Photomicrograph (PPL) of high-porosity quartz arenite. a S#8 represents group (A), K = 149 mD & ϕ = 27.9%. b S#3 represents group (B), K = 3578 mD & ϕ = 29.3%

Table 1 Petrophysical properties of the studied samples

Conclusion

Surface sandstone samples of Quseir Fm. were collected from Gebel el-Silsila and subjected to petrographical and petrophysical investigation. The studied sandstones represent quartz arenite microfacies (feldspathic). The depositional environment of the studied sandstones is fluvial-marine to fluvial. The samples suffered post-depositional alteration as diagenesis (clay infiltration and original detrital grains disintegration), weathering, deterioration phenomena as erosion and voids existence due to dissolution and absence of bound materials. The mineralogical description indicated that quartz is the main constituent of sandstone in addition to kaolinite clay mineral as a cementing material. Petrophysical investigation showed that all the studied samples are porous and permeable but can be separated into two groups (A and B). The samples of two groups have close porosity values to great extent but with obvious different permeability values. The samples differentiation into macroport (group A) and megaport (group B) flow units is attributed to the dissimilar distribution of pore throats, perhaps as a result of uneven clay distribution within the two groups of samples.

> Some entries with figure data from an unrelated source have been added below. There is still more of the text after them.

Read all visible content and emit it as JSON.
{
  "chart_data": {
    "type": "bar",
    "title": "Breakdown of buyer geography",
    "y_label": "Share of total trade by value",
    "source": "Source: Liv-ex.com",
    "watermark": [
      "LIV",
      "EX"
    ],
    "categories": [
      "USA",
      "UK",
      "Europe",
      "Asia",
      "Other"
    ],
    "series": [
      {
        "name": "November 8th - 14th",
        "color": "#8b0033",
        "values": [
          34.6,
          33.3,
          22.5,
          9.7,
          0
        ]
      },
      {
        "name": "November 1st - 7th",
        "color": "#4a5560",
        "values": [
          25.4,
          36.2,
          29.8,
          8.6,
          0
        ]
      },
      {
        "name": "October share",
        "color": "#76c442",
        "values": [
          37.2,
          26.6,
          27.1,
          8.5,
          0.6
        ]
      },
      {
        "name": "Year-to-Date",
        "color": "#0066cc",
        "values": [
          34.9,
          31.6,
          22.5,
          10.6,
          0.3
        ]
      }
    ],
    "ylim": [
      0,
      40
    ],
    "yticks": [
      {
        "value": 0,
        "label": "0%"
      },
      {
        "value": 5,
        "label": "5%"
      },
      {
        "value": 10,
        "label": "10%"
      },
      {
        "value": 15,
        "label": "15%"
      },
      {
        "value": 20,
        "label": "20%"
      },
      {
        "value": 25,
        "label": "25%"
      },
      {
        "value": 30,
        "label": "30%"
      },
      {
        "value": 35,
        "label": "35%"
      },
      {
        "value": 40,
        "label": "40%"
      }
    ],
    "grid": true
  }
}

Different petrophysical parameters confirmed that Quseir Fm. has different flow properties where pore throat size distribution for group (B) is better than that of group (A). The best flow properties of group (B) reflect the best performance for the reservoir of interest in case of being oil productive. Someday, if the petroleum explorations in the studied area proved that the presence of complete oil system in terms of source rocks, traps and cap rocks, in addition to an enough thickness and lateral extension for the oil carrier beds, while megaport flow units are prevailing, then a high oil productivity would be expected from Quseir Fm.